Twenty-two years later, I still recall the first day I returned to work as a mom. There I sat, car idling, unwilling to press foot to gas pedal. In the rearview mirror, I could see little Danica, wearing a bright red sweater, sitting on daddy’s shoulders and waving goodbye. I sobbed the entire way to work. I arrived at the office, rushed into my dungeon and immediately called home. Guessing it was me, Dad didn’t answer. So I let my fretting voice blare across the (pre-voicemail) answering machine.

“How is she?” I demanded. “Put her on the phone.”

No answer. So I began singing a soothing lullaby. That got him and he picked up.  “She’s just fine,” he announced. “In fact, she began crawling five minutes after you left, took her first step about three minutes later and now we’re reading Tolstoy.”

“Very funny.” I hung up and called again 30 minutes later. And 30 minutes after that. I went home at lunchtime.

But as time marched on, we needed daycare; and I dreaded it. It was bad enough I had to trudge off to work and leave my precious gem in the care of dad or nana (I mean really, did my mom have enough experience; would she know what to do?) But to hand her over to a stranger? Expose her to the worldliness of other children?

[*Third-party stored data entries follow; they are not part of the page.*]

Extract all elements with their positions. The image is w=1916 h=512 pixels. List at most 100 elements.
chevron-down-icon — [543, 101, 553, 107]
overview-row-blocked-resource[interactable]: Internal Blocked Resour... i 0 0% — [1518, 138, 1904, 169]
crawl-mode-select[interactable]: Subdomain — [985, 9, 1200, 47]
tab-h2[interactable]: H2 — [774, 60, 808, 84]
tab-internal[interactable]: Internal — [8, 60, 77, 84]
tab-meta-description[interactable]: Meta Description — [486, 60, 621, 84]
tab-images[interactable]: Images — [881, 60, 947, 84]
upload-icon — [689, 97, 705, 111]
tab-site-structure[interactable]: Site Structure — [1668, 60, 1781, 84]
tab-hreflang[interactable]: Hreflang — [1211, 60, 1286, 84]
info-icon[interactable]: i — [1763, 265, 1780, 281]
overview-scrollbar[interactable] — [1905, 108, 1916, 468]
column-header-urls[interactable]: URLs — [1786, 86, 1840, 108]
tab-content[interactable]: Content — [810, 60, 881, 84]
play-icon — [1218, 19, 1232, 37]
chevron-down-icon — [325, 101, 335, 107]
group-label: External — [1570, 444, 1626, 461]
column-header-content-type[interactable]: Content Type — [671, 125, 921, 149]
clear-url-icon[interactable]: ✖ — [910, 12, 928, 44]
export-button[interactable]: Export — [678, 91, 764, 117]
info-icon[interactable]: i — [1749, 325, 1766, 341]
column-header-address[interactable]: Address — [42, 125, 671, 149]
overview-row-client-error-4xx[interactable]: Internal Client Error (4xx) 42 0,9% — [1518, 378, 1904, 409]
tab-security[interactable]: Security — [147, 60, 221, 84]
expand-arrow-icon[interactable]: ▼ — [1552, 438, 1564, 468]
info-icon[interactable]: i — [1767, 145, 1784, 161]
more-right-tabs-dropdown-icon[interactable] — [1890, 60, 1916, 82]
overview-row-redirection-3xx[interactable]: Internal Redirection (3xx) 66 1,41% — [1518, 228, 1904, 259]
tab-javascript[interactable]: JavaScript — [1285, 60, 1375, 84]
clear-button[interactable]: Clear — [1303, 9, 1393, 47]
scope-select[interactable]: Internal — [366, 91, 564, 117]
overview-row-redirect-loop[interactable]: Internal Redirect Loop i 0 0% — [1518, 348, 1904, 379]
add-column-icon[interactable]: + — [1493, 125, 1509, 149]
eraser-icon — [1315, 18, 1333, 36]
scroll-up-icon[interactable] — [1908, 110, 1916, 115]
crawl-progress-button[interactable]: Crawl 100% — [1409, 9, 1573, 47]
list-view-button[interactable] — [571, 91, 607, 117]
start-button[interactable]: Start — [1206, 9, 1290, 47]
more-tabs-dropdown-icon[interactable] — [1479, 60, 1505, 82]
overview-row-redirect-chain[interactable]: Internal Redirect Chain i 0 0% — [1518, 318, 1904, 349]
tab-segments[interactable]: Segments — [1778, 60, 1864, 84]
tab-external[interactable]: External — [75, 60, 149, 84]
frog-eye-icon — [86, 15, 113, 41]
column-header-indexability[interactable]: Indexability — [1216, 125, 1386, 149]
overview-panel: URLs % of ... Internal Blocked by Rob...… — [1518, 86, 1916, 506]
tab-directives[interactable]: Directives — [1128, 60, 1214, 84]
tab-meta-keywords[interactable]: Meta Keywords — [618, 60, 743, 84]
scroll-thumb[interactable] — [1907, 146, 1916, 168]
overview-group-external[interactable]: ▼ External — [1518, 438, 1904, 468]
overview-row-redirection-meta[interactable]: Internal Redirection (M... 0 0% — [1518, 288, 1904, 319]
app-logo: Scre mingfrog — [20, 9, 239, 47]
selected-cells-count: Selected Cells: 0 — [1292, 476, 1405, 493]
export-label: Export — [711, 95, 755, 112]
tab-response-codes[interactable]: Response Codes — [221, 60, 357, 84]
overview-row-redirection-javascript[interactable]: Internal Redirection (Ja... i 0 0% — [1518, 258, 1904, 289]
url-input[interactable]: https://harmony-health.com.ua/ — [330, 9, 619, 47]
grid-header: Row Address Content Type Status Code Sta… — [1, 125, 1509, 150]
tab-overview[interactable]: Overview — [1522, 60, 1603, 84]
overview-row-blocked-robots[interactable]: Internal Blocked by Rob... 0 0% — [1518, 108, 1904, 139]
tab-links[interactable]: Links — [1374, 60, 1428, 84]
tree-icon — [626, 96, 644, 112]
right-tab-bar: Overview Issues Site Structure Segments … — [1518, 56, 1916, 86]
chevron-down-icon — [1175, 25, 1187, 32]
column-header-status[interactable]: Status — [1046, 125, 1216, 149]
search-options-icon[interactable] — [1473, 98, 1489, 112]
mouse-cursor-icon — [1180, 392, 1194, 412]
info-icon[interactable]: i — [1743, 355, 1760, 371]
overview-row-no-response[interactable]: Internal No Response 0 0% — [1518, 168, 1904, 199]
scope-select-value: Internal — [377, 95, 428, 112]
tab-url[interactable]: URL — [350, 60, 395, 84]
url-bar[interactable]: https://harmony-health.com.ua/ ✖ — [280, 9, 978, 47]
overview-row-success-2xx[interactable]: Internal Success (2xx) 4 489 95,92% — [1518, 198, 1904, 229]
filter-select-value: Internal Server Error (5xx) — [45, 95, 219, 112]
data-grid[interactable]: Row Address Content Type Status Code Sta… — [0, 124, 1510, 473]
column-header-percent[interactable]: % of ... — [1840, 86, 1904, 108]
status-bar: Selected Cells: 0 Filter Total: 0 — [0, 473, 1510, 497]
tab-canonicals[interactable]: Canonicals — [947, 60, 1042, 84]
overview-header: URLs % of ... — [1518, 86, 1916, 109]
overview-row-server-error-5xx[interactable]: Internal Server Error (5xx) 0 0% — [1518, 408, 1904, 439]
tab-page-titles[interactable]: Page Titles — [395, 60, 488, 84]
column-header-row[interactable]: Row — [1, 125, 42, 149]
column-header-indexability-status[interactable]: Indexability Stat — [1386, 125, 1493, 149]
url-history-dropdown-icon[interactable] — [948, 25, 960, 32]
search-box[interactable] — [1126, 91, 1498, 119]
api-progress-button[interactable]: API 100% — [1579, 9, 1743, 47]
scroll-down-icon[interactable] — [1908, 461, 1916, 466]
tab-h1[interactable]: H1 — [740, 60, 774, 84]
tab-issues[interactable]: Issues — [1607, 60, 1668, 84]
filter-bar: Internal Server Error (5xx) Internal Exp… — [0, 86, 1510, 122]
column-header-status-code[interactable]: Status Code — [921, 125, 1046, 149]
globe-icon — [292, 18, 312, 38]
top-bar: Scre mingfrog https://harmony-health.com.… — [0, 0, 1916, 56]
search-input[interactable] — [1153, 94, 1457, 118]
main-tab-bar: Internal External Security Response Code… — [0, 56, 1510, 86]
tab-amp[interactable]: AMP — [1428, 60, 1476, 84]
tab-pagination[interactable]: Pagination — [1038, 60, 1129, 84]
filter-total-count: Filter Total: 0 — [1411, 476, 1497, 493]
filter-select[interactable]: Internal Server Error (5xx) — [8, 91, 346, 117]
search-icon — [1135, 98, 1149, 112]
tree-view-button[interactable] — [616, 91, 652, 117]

My friend Sandy, who didn’t need to work and spent a lot of time reading parenting literature, helpfully suggested that placing children in daycare was, in essence, putting them on the path to juvenile crime. I expressed the opinion that a little socialization was probably a good thing, but I couldn’t help picturing my daughter behind bars.

So with great angst rolling in my stomach one September afternoon, nine-month-old Danica and I approached a little white building that housed a neighbourhood daycare. My glum mood lifted a few notches at the sight of the multi-coloured climbing apparatus, swings, slides and tricycles. We stepped up to the door, knocked and entered the threshold of a whole new era.

Danica pulled herself up on a couch and stood, surveying the room while I sniffled a bit. Then it happened. Little Rosalie, just a few months older than Danica, toddled over, put her arms around Danica and hugged her. It was a sign! The next day, I dropped her off for a few hours while I worked. I picked up a happy child, who did not appear any closer to needing therapy.

I continued to suffer moderate anxiety each time I dropped her off – parents could go only as far as the doorstep so as not to hear their offspring wailing, should they suddenly form a parent-attachment – but (unlike me) Danica never cried.

In the end, both my daughters spent happy days in daycare, even forging a few life-long friendships. And aside from incurring a few traffic tickets, I’m happy to report, neither child has been carried off in a police car or yet spent any time behind bars.